Environ 7000 personnes ont été évacuées d’Afghanistan par l’armée américaine depuis le 14 août, a indiqué jeudi un haut responsable du Pentagone, ajoutant que l’armée était prête à augmenter la cadence des évacuations au moment où des milliers d’Afghans tentent de quitter le pays.

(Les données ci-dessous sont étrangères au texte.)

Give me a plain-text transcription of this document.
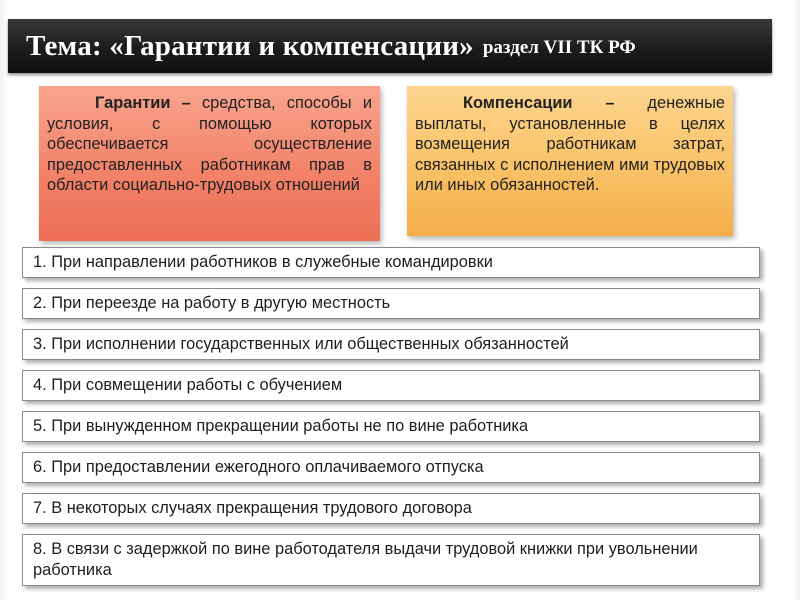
Тема: «Гарантии и компенсации» раздел VII ТК РФ
Гарантии – средства, способы и условия, с помощью которых обеспечивается осуществление предоставленных работникам прав в области социально-трудовых отношений
Компенсации – денежные выплаты, установленные в целях возмещения работникам затрат, связанных с исполнением ими трудовых или иных обязанностей.
1. При направлении работников в служебные командировки
2. При переезде на работу в другую местность
3. При исполнении государственных или общественных обязанностей
4. При совмещении работы с обучением
5. При вынужденном прекращении работы не по вине работника
6. При предоставлении ежегодного оплачиваемого отпуска
7. В некоторых случаях прекращения трудового договора
8. В связи с задержкой по вине работодателя выдачи трудовой книжки при увольнении работника
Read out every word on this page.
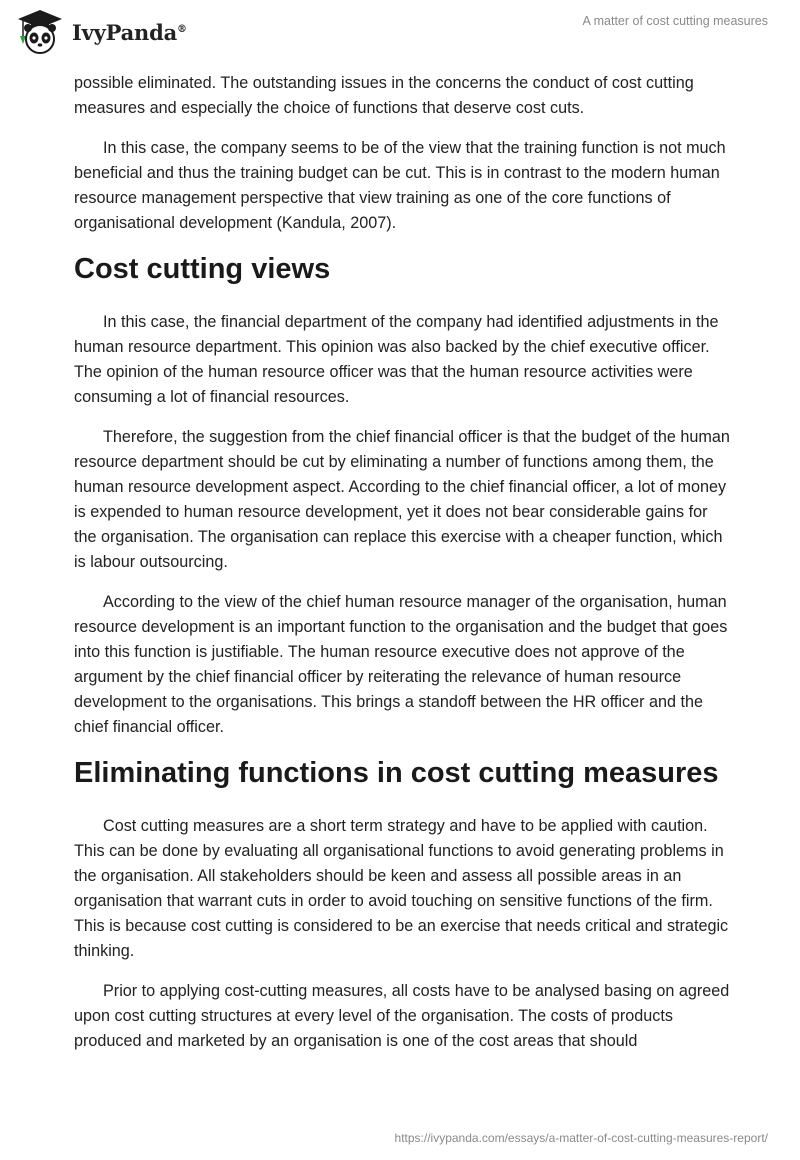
IvyPanda®
A matter of cost cutting measures

possible eliminated. The outstanding issues in the concerns the conduct of cost cutting measures and especially the choice of functions that deserve cost cuts.

In this case, the company seems to be of the view that the training function is not much beneficial and thus the training budget can be cut. This is in contrast to the modern human resource management perspective that view training as one of the core functions of organisational development (Kandula, 2007).

Cost cutting views

In this case, the financial department of the company had identified adjustments in the human resource department. This opinion was also backed by the chief executive officer. The opinion of the human resource officer was that the human resource activities were consuming a lot of financial resources.

Therefore, the suggestion from the chief financial officer is that the budget of the human resource department should be cut by eliminating a number of functions among them, the human resource development aspect. According to the chief financial officer, a lot of money is expended to human resource development, yet it does not bear considerable gains for the organisation. The organisation can replace this exercise with a cheaper function, which is labour outsourcing.

According to the view of the chief human resource manager of the organisation, human resource development is an important function to the organisation and the budget that goes into this function is justifiable. The human resource executive does not approve of the argument by the chief financial officer by reiterating the relevance of human resource development to the organisations. This brings a standoff between the HR officer and the chief financial officer.

Eliminating functions in cost cutting measures

Cost cutting measures are a short term strategy and have to be applied with caution. This can be done by evaluating all organisational functions to avoid generating problems in the organisation. All stakeholders should be keen and assess all possible areas in an organisation that warrant cuts in order to avoid touching on sensitive functions of the firm. This is because cost cutting is considered to be an exercise that needs critical and strategic thinking.

Prior to applying cost-cutting measures, all costs have to be analysed basing on agreed upon cost cutting structures at every level of the organisation. The costs of products produced and marketed by an organisation is one of the cost areas that should

https://ivypanda.com/essays/a-matter-of-cost-cutting-measures-report/
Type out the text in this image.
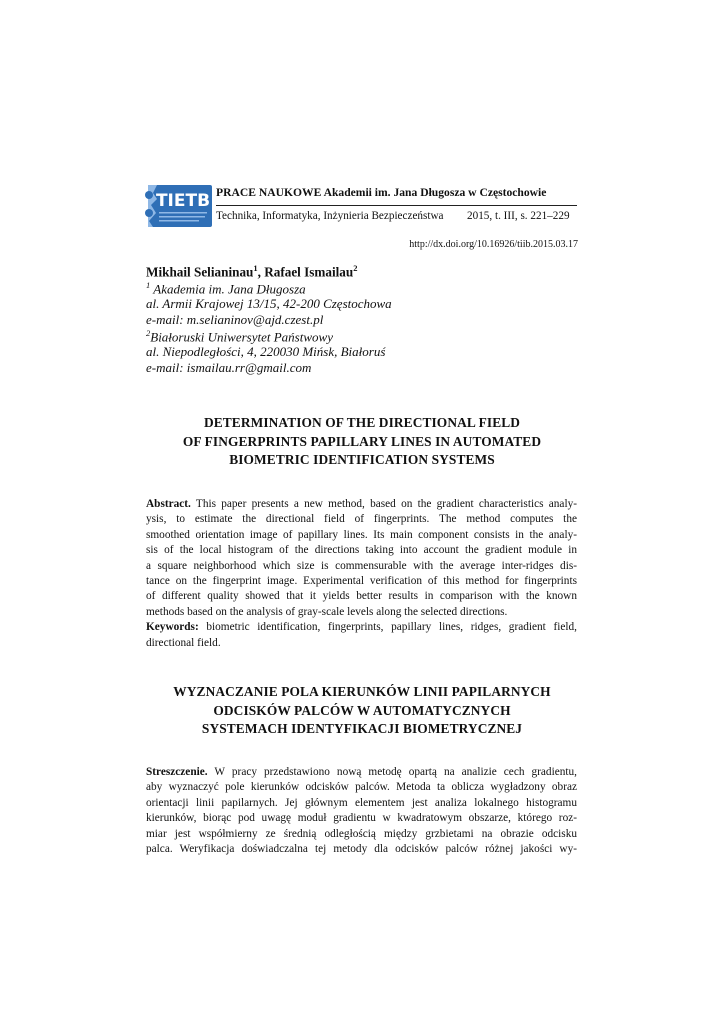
TIETB PRACE NAUKOWE Akademii im. Jana Długosza w Częstochowie
Technika, Informatyka, Inżynieria Bezpieczeństwa 2015, t. III, s. 221–229
http://dx.doi.org/10.16926/tiib.2015.03.17
Mikhail Selianinau$^1$, Rafael Ismailau$^2$
$^1$ Akademia im. Jana Długosza
al. Armii Krajowej 13/15, 42-200 Częstochowa
e-mail: m.selianinov@ajd.czest.pl
$^2$Białoruski Uniwersytet Państwowy
al. Niepodległości, 4, 220030 Mińsk, Białoruś
e-mail: ismailau.rr@gmail.com
DETERMINATION OF THE DIRECTIONAL FIELD
OF FINGERPRINTS PAPILLARY LINES IN AUTOMATED
BIOMETRIC IDENTIFICATION SYSTEMS
Abstract. This paper presents a new method, based on the gradient characteristics analy-
ysis, to estimate the directional field of fingerprints. The method computes the
smoothed orientation image of papillary lines. Its main component consists in the analy-
sis of the local histogram of the directions taking into account the gradient module in
a square neighborhood which size is commensurable with the average inter-ridges dis-
tance on the fingerprint image. Experimental verification of this method for fingerprints
of different quality showed that it yields better results in comparison with the known
methods based on the analysis of gray-scale levels along the selected directions.
Keywords: biometric identification, fingerprints, papillary lines, ridges, gradient field,
directional field.
WYZNACZANIE POLA KIERUNKÓW LINII PAPILARNYCH
ODCISKÓW PALCÓW W AUTOMATYCZNYCH
SYSTEMACH IDENTYFIKACJI BIOMETRYCZNEJ
Streszczenie. W pracy przedstawiono nową metodę opartą na analizie cech gradientu,
aby wyznaczyć pole kierunków odcisków palców. Metoda ta oblicza wygładzony obraz
orientacji linii papilarnych. Jej głównym elementem jest analiza lokalnego histogramu
kierunków, biorąc pod uwagę moduł gradientu w kwadratowym obszarze, którego roz-
miar jest współmierny ze średnią odległością między grzbietami na obrazie odcisku
palca. Weryfikacja doświadczalna tej metody dla odcisków palców różnej jakości wy-
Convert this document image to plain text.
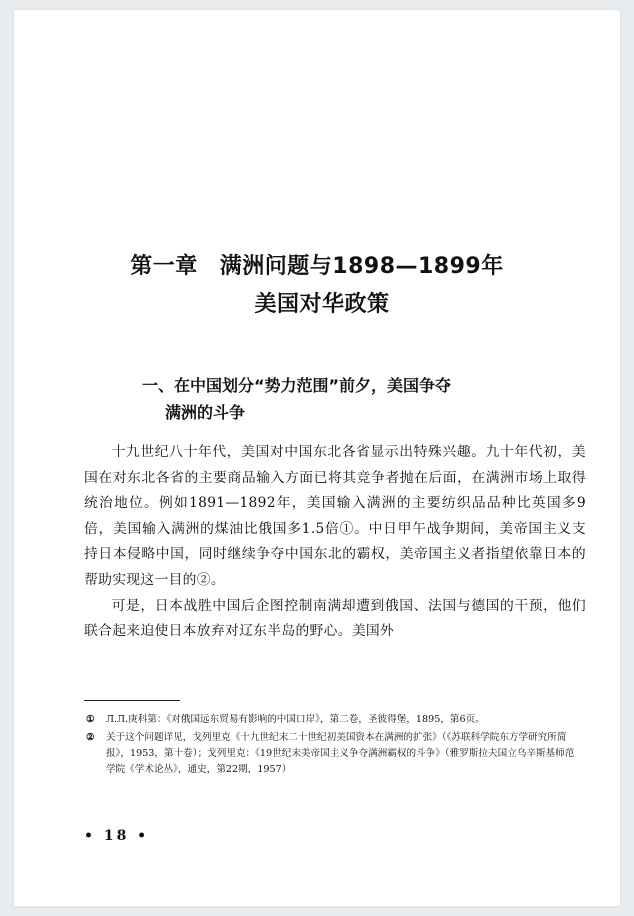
第一章 满洲问题与1898—1899年
美国对华政策
一、在中国划分“势力范围”前夕，美国争夺
满洲的斗争

十九世纪八十年代，美国对中国东北各省显示出特殊兴趣。九十年代初，美国在对东北各省的主要商品输入方面已将其竞争者抛在后面，在满洲市场上取得统治地位。例如1891—1892年，美国输入满洲的主要纺织品品种比英国多9倍，美国输入满洲的煤油比俄国多1.5倍①。中日甲午战争期间，美帝国主义支持日本侵略中国，同时继续争夺中国东北的霸权，美帝国主义者指望依靠日本的帮助实现这一目的②。

可是，日本战胜中国后企图控制南满却遭到俄国、法国与德国的干预，他们联合起来迫使日本放弃对辽东半岛的野心。美国外

① Л.Л.庚科第：《对俄国远东贸易有影响的中国口岸》，第二卷，圣彼得堡，1895，第6页。
② 关于这个问题详见，戈列里克《十九世纪末二十世纪初美国资本在满洲的扩张》（《苏联科学院东方学研究所简报》，1953，第十卷）；戈列里克：《19世纪末美帝国主义争夺满洲霸权的斗争》（雅罗斯拉夫国立乌辛斯基师范学院《学术论丛》，通史，第22期，1957）
• 18 •
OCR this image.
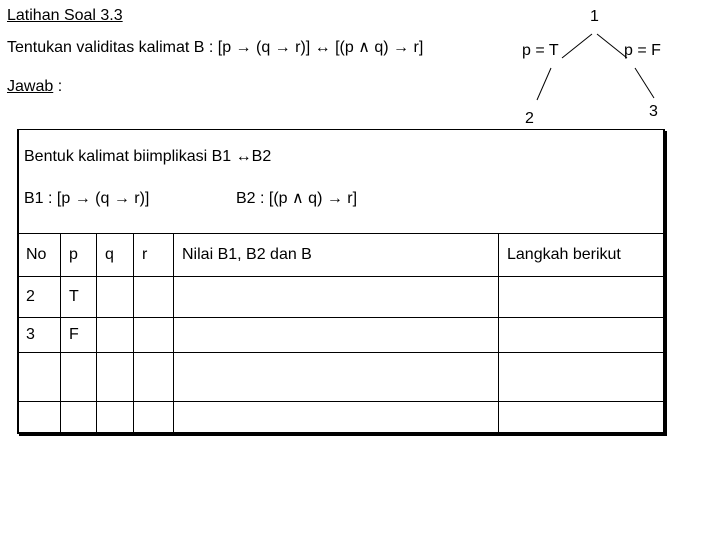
Latihan Soal 3.3
Tentukan validitas kalimat B : [p → (q → r)] ↔ [(p ∧ q) → r]
Jawab :
1
p = T	p = F
2	3
Bentuk kalimat biimplikasi B1 ↔B2
B1 : [p → (q → r)]	B2 : [(p ∧ q) → r]
No	p	q	r	Nilai B1, B2 dan B	Langkah berikut
2	T				
3	F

"Depuis le début des opérations d’évacuation le 14 août, nous avons transporté par avion environ 7000 évacués", a dit le général Hank Taylor, lors d’une conférence de presse. Au total, près de 12.000 personnes ont été évacuées depuis la fin juillet, a-t-il ajouté. Parmi eux, des citoyens américains, des membres de l’ambassade américaine, et des Afghans ayant travaillé pour les Etats-Unis, notamment en tant qu’interprètes pour l’armée américaine, demandant un visa d’immigration spéciale (SIV) par crainte des représailles des talibans.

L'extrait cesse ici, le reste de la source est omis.